De plus, fait notable, alors qu’on alignait méga-rencontres et sommets mondiaux, sans arriver à venir au bout du problème du réchauffement climatique, un confinement de quelques semaines en Occident a suffi à réaliser le miracle de voir la nature reprendre ses droits.
ET PENDANT CE TEMPS QUE FAIT L’AFRIQUE ?
Toujours dominée par des dirigeants soucieux de conserver le niveau élevé de leurs avoirs en banque et donc de maintenir le statu quo, elle se contente de copier plus ou moins bien ce qui se fait en Occident, ayant juste réussi jusque-là à appauvrir encore plus sa population et à ruiner les systèmes de santé et d’éducation, entre autres catastrophes, sans pour autant apporter une aide conséquente aux citoyens les plus démunis.
Dans ce contexte, qu’attendent les citoyens pour 2021 ? (Nous allons nous cantonner à l’exemple togolais, dans le cadre de cette tribune).
Il y a d’abord ceux qui attendent encore l’homme providentiel qui viendra tout régler comme par un coup de baguette magique.
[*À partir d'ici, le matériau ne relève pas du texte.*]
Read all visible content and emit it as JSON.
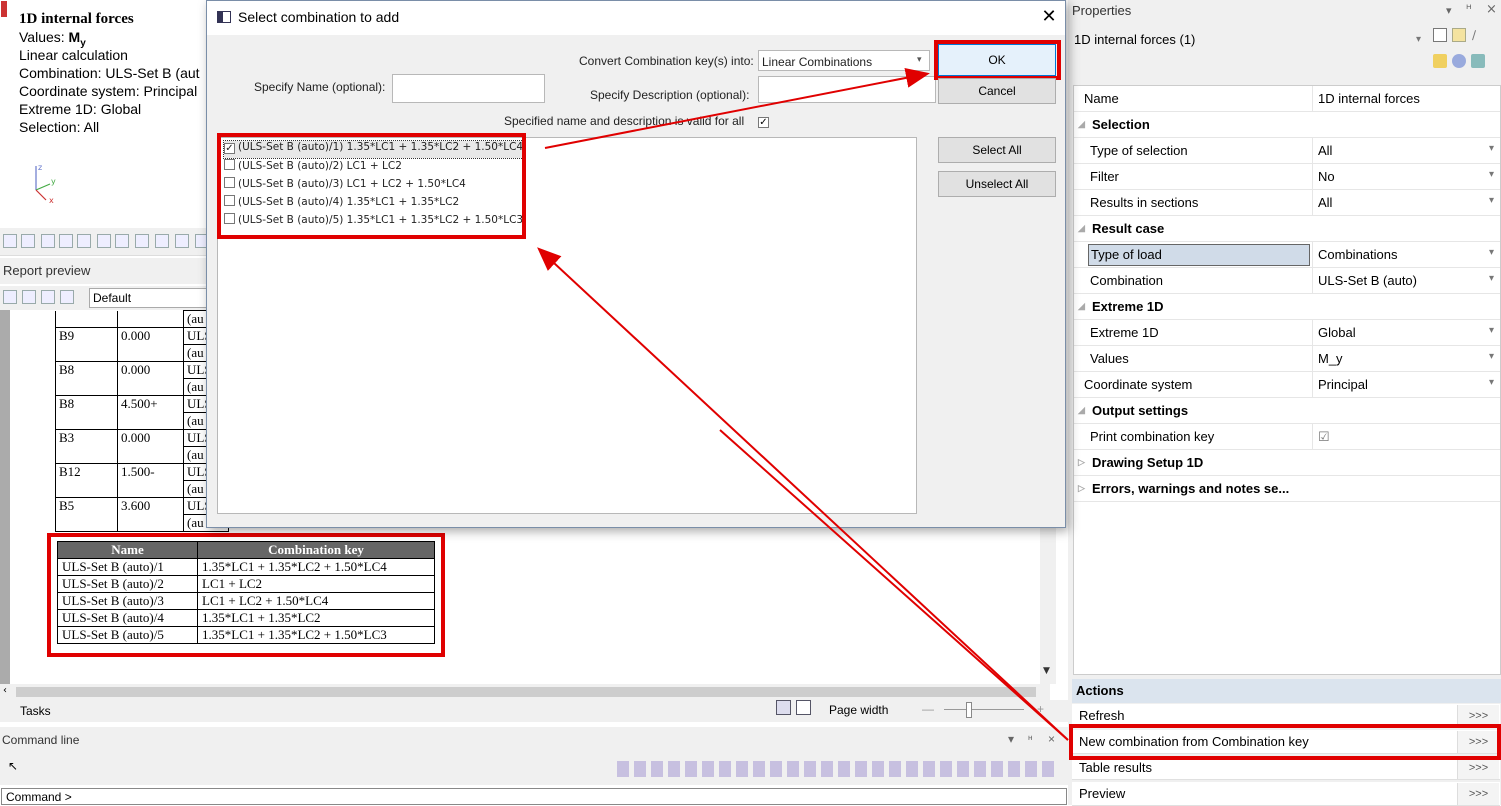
{
  "info": {
    "title": "1D internal forces",
    "values_prefix": "Values: ",
    "values_main": "M",
    "values_sub": "y",
    "calc": "Linear calculation",
    "combination": "Combination: ULS-Set B (aut",
    "coord": "Coordinate system: Principal",
    "extreme": "Extreme 1D: Global",
    "selection": "Selection: All",
    "axis_z": "z",
    "axis_y": "y",
    "axis_x": "x"
  },
  "report_preview": {
    "title": "Report preview",
    "template": "Default"
  },
  "report_table": {
    "rows": [
      {
        "member": "",
        "x": "",
        "case": "(au"
      },
      {
        "member": "B9",
        "x": "0.000",
        "case": "ULS"
      },
      {
        "member": "",
        "x": "",
        "case": "(au"
      },
      {
        "member": "B8",
        "x": "0.000",
        "case": "ULS"
      },
      {
        "member": "",
        "x": "",
        "case": "(au"
      },
      {
        "member": "B8",
        "x": "4.500+",
        "case": "ULS"
      },
      {
        "member": "",
        "x": "",
        "case": "(au"
      },
      {
        "member": "B3",
        "x": "0.000",
        "case": "ULS"
      },
      {
        "member": "",
        "x": "",
        "case": "(au"
      },
      {
        "member": "B12",
        "x": "1.500-",
        "case": "ULS"
      },
      {
        "member": "",
        "x": "",
        "case": "(au"
      },
      {
        "member": "B5",
        "x": "3.600",
        "case": "ULS"
      },
      {
        "member": "",
        "x": "",
        "case": "(au"
      }
    ]
  },
  "combination_table": {
    "headers": [
      "Name",
      "Combination key"
    ],
    "rows": [
      [
        "ULS-Set  B (auto)/1",
        "1.35*LC1  + 1.35*LC2  + 1.50*LC4"
      ],
      [
        "ULS-Set  B (auto)/2",
        "LC1  + LC2"
      ],
      [
        "ULS-Set  B (auto)/3",
        "LC1  + LC2  + 1.50*LC4"
      ],
      [
        "ULS-Set  B (auto)/4",
        "1.35*LC1  + 1.35*LC2"
      ],
      [
        "ULS-Set  B (auto)/5",
        "1.35*LC1  + 1.35*LC2  + 1.50*LC3"
      ]
    ]
  },
  "tasks": {
    "label": "Tasks",
    "page_width": "Page width",
    "zoom_minus": "—",
    "zoom_plus": "+"
  },
  "command_line": {
    "title": "Command line",
    "prompt": "Command >",
    "pin": "↓ ! ×"
  },
  "dialog": {
    "title": "Select combination to add",
    "close": "✕",
    "convert_label": "Convert Combination key(s) into:",
    "convert_value": "Linear Combinations",
    "name_label": "Specify Name (optional):",
    "name_value": "",
    "desc_label": "Specify Description (optional):",
    "desc_value": "",
    "valid_label": "Specified name and description is valid for all",
    "ok": "OK",
    "cancel": "Cancel",
    "select_all": "Select All",
    "unselect_all": "Unselect All",
    "items": [
      {
        "label": "(ULS-Set B (auto)/1) 1.35*LC1 + 1.35*LC2 + 1.50*LC4",
        "checked": true
      },
      {
        "label": "(ULS-Set B (auto)/2) LC1 + LC2",
        "checked": false
      },
      {
        "label": "(ULS-Set B (auto)/3) LC1 + LC2 + 1.50*LC4",
        "checked": false
      },
      {
        "label": "(ULS-Set B (auto)/4) 1.35*LC1 + 1.35*LC2",
        "checked": false
      },
      {
        "label": "(ULS-Set B (auto)/5) 1.35*LC1 + 1.35*LC2 + 1.50*LC3",
        "checked": false
      }
    ]
  },
  "properties": {
    "title": "Properties",
    "object": "1D internal forces (1)",
    "rows": [
      {
        "type": "field",
        "key": "Name",
        "value": "1D internal forces",
        "dd": false
      },
      {
        "type": "cat",
        "key": "Selection"
      },
      {
        "type": "field",
        "key": "Type of selection",
        "value": "All",
        "dd": true
      },
      {
        "type": "field",
        "key": "Filter",
        "value": "No",
        "dd": true
      },
      {
        "type": "field",
        "key": "Results in sections",
        "value": "All",
        "dd": true
      },
      {
        "type": "cat",
        "key": "Result case"
      },
      {
        "type": "field",
        "key": "Type of load",
        "value": "Combinations",
        "dd": true,
        "selected": true
      },
      {
        "type": "field",
        "key": "Combination",
        "value": "ULS-Set B (auto)",
        "dd": true
      },
      {
        "type": "cat",
        "key": "Extreme 1D"
      },
      {
        "type": "field",
        "key": "Extreme 1D",
        "value": "Global",
        "dd": true
      },
      {
        "type": "field",
        "key": "Values",
        "value": "M_y",
        "dd": true
      },
      {
        "type": "field",
        "key": "Coordinate system",
        "value": "Principal",
        "dd": true
      },
      {
        "type": "cat",
        "key": "Output settings"
      },
      {
        "type": "field",
        "key": "Print combination key",
        "value": "☑",
        "dd": false
      },
      {
        "type": "cat",
        "key": "Drawing Setup 1D",
        "collapsed": true
      },
      {
        "type": "cat",
        "key": "Errors, warnings and notes se...",
        "collapsed": true
      }
    ]
  },
  "actions": {
    "title": "Actions",
    "items": [
      {
        "label": "Refresh",
        "button": ">>>"
      },
      {
        "label": "New combination from Combination key",
        "button": ">>>"
      },
      {
        "label": "Table results",
        "button": ">>>"
      },
      {
        "label": "Preview",
        "button": ">>>"
      }
    ]
  },
  "colors": {
    "highlight": "#e00000",
    "selected_cell": "#d0dbe8",
    "table_header": "#666666"
  }
}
N’est-ce pas le cas de ceux qui croient encore et toujours à la DMK ? Les intentions de la DMK peuvent être bonnes mais a-t-on pris véritablement le bon chemin dans le contexte d’un peuple dont les attentes sont immenses et légitimes ? Plus d’un an après, on est obligé de faire des constats : la DMK a-t-elle pu réellement insuffler une dynamique pour mobiliser toutes les énergies des citoyens afin d’amener le pays au changement par l’alternance ? Il va falloir, de façon lucide, se résoudre à ranger la DMK au rang des autres partis politiques ou regroupements impuissants à proposer quelque chose dans les circonstances actuelles. Ne faut-il pas accepter la fin de quelque chose pour construire le début d’une autre chose encore plus belle et plus grande ?
Il y a ensuite la grande masse de citoyens qui n’attendent plus rien, désabusés, découragés, écrasés par une vie quotidienne qui pour eux n’a plus de saveur, ni aucun sens puisqu’elle n’ouvre sur aucun avenir.